The last few weeks left me feeling like I got sucked into a wind turbine and spit out on the other side all akimbo. As I arced through the air and landed in the middle of the busy street I'm left thinking, "What the heck just happened to me?!!" Friday night was our Hearts for the City Benefit Concert and Silent Auction...the climax of a very harried, and short, story plot. This weekend I had to close the book, take a deep breath (which looked like sleeping like the dead for hours at a time) before opening the pages tomorrow to find the resolution. There is much yet to be done and of course, Christmas is upon us, which for all it's promises of wonder and cheer often adds to my stress rather than releases it.

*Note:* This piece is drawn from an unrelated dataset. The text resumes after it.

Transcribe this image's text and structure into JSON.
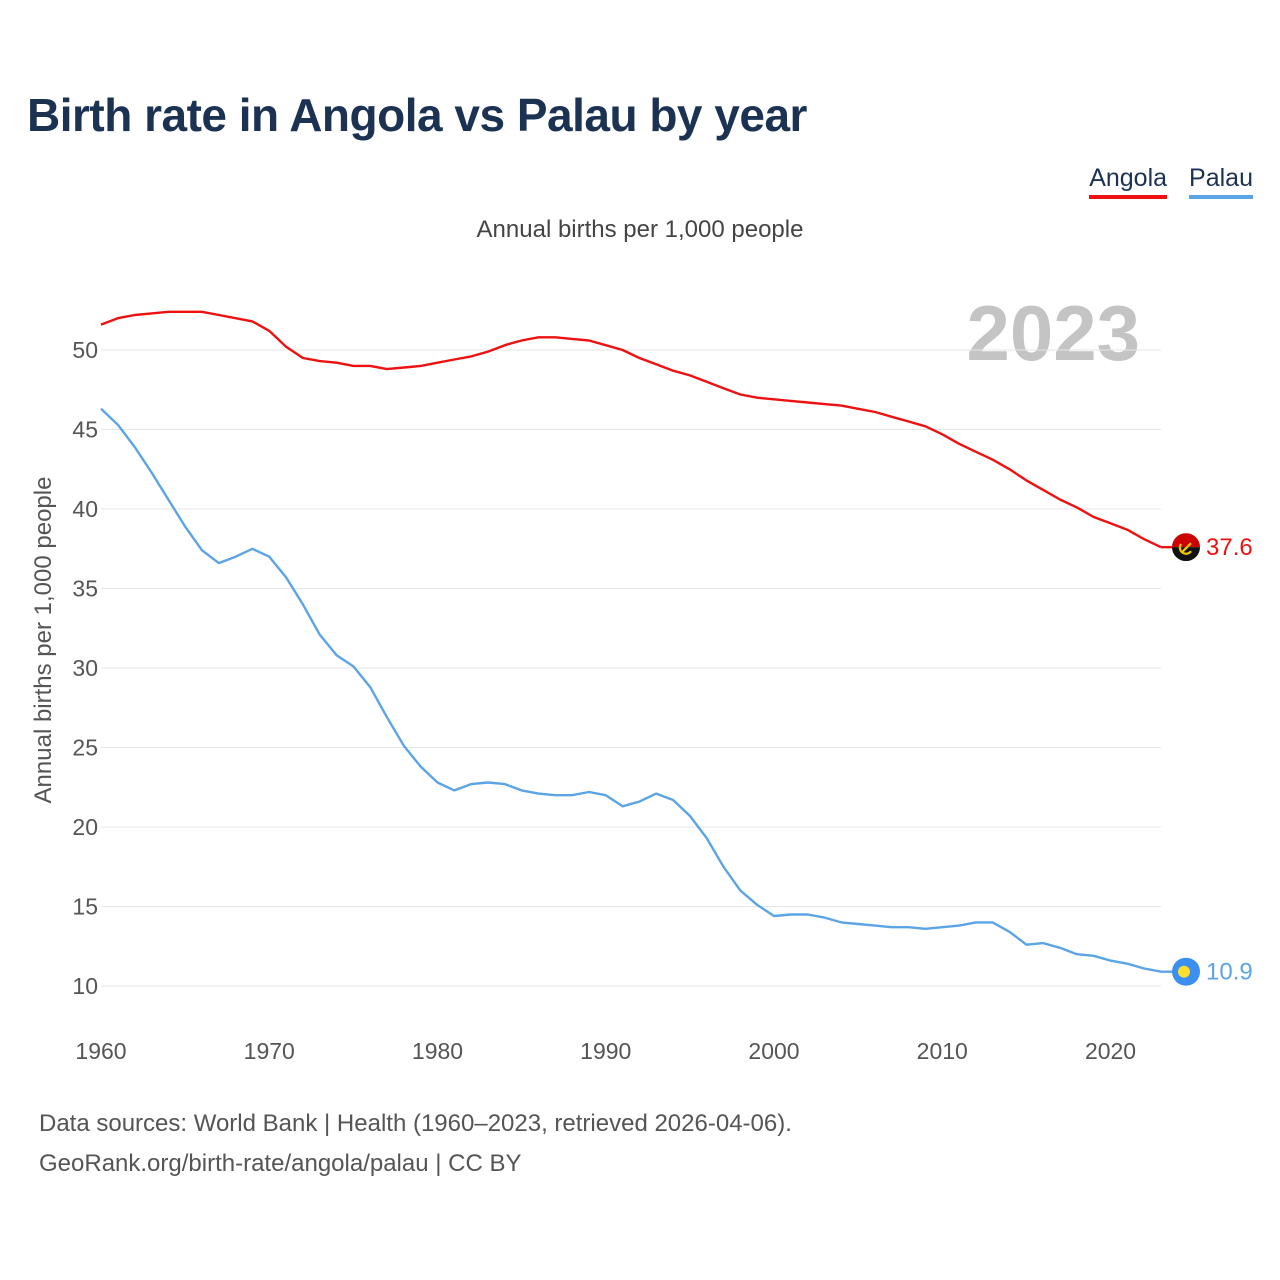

But, God is teaching me things and I am resolved to try to be at peace with that. I did manage to force myself not to open work emails this weekend and only rarely succumbed to the constant nagging list of follow-up tasks scrolling through my head. If you know me, you would be shocked at how often I just sat and told myself to think of nothing. And you know what? It felt rather relaxing.
In times of extreme insanity you are forced to prioritize. Improvise, adapt, and overcome...as it is said. There is a strange sense of empowerment in the realization that there is so much I am powerless to force into being...when I've done all I could do and the rest is up to the Lord. Now if I can take that knowledge into the less "life and death" moments I think there'd be a lot less stress in my life.
With my personality it is hard for me not to internalize my performance in tasks and roles as my identity and my worth. I wrestled at the concert feeling like everything was so perfect for an audience of hundreds, yet less than a hundred came. It smacked of failure and shame. But, at one point I paused my administrating and sat and listened to the song our performer, Mark Roach, was singing. He sang the chorus of his song "You Are"--"You are my God and my King/You are the words that I sing/You are the reason I made this offering."
It hit me that rather than sitting there thinking about the lack of attendance or what that said about my identity and capability I needed to rest in the fact that I gave everything I had and it wasn't really for anyone else but the Lord. I heard a quote once that "Duty is ours and results are the Lord's" and that's exactly what I felt the Lord spoke to me in that moment. We put on a beautiful event, we did raise some money, and some great people came...the amount of people and money was completely up to the Lord.
I struggle to hang on to that perspective in life. But, I want the Lord to continue to teach me to leave everything I have in what He's called me to do and take my pride and identity out of the results and put it in the faithfulness of my work to my King.
"You are my God and my King...You are the reason I made this offering."